Typically patty melts are served with lettuce, tomato and pickles on the side, and don’t have condiments on the bread. Some restaurants that serve this popular diner fare slather the inside of the bread with thousand island dressing, but this is not usual. You can certainly request condiments on the patty melt, but the flavor of the onions often renders them unnecessary.
The patty melt has come in and out of fashion depending upon dining trends. You’ll frequently find them in diners, especially those that are either styled after 1950s diners or that have been in business since the 50s. In the 1990s, the patty melt got a boost in popularity when several chain fast food restaurants began to offer the sandwiches. To keep this hamburger style manageable and easy to eat on the go, many fast food restaurants use round bread, similar to a bun without the rise. However, if it's not made with rye bread, regardless of shape, many people consider it a variant of the patty melt and not authentic.
Patty melts are said to have inspired the tuna melt, which uses tuna instead of a hamburger patty. Otherwise, they are virtually the same; they are grilled to melt the cheese and can include grilled onions. Tuna melts became popular in the late 40s, and many people preferred them because of the lower fat content in tuna.
You actually can make a patty melt that is low fat, especially if you use a low fat, low calorie cheese. Instead of using beef, substitute ground turkey or chicken for the patty. When you grill onions, use either a low fat cooking spray or a small amount of low fat oil. Rather than frying the sandwich in oil or margarine, simply toast the bread, and allow the cheese to melt directly on the hamburger a minute or two before the burger is fully cooked. This will give you a low fat version of the diner classic, and a tantalizing sandwich for your tastebuds.

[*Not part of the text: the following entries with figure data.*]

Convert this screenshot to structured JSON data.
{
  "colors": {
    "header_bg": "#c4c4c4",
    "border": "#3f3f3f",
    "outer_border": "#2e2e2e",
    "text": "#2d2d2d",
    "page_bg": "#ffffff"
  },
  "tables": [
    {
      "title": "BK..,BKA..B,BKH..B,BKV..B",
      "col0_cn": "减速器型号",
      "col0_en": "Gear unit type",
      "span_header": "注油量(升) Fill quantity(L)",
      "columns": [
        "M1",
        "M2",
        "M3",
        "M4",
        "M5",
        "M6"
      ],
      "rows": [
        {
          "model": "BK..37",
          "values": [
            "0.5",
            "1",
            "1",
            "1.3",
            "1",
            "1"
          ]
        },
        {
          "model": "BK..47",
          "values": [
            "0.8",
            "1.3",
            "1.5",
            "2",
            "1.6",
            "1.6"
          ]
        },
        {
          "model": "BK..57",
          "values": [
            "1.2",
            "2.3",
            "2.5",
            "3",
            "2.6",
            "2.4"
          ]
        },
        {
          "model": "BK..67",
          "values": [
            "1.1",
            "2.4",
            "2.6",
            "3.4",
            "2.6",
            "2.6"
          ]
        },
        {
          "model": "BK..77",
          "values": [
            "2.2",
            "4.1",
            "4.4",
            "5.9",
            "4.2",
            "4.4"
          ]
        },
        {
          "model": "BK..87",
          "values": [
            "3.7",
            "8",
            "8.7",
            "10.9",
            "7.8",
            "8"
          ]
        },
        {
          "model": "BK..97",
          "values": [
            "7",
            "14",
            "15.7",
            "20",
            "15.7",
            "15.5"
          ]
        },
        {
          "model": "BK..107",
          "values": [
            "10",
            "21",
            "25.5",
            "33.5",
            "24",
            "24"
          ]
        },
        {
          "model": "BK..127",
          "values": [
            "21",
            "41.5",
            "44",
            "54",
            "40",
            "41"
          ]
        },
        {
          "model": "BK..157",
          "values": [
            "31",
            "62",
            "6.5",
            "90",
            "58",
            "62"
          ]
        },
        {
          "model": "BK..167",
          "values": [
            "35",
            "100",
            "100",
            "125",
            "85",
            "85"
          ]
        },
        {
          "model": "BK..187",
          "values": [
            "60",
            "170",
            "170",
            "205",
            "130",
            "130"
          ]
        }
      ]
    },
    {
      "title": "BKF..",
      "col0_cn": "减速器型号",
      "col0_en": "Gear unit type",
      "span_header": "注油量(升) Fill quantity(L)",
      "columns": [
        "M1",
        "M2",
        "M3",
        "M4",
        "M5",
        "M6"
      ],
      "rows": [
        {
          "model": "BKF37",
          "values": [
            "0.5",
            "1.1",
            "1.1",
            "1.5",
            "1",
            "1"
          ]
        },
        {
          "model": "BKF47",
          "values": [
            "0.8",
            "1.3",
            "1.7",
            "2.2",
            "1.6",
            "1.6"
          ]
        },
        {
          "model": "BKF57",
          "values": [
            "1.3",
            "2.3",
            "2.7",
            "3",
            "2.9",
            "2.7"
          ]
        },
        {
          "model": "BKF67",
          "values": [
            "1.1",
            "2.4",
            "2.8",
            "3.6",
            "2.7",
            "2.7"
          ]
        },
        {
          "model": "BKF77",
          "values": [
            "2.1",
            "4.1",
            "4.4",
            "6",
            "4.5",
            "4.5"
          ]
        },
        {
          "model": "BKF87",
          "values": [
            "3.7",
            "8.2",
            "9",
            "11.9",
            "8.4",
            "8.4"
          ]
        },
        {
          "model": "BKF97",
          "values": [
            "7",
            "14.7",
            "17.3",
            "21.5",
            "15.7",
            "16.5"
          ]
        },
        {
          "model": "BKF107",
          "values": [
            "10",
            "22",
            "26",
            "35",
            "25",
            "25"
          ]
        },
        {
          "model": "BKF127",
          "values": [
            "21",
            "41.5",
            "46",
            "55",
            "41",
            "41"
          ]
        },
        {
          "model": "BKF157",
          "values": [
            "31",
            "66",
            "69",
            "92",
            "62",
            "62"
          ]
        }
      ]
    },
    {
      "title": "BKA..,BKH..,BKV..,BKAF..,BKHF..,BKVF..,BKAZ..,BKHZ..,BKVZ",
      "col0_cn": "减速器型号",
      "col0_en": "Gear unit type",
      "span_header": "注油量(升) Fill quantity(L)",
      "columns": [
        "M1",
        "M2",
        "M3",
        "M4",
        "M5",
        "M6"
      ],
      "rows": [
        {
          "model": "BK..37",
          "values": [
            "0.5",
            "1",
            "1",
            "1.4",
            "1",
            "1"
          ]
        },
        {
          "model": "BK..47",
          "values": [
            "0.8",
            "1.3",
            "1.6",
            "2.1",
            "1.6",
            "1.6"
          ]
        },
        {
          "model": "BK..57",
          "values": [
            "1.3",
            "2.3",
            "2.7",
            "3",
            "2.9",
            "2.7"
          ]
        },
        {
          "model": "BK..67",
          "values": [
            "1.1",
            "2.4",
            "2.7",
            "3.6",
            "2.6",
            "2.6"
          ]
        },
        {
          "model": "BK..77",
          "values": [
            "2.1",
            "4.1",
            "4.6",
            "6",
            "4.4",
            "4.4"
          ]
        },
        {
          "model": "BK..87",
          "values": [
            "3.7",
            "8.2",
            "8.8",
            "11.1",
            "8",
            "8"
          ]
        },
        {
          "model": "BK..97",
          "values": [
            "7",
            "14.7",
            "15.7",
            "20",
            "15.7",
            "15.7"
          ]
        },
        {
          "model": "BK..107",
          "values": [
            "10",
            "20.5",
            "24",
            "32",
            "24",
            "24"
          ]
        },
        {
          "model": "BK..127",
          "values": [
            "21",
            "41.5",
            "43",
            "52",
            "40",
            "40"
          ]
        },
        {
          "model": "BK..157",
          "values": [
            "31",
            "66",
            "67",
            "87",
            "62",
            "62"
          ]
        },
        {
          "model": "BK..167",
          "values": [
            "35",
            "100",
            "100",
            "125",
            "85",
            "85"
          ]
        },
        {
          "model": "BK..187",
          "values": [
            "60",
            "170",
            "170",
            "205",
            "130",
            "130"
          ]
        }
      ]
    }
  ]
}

I was eating tuna melts and patty melts at home in California in the 1920s and 1930s. The original recipe was open-face on one slice of whole-wheat or sourdough bread. It was topped with a slice of American Cheese, and placed in the oven for a few minutes to melt the cheese. The reuben is the only sandwich I know of that requires rye bread. I believe the recipe you have for Melts was reubenized by some East Coast deli.
Hi, my understanding is that Tiny Naylor invented the patty melt, in Los Angeles, where he and his family owned several eateries.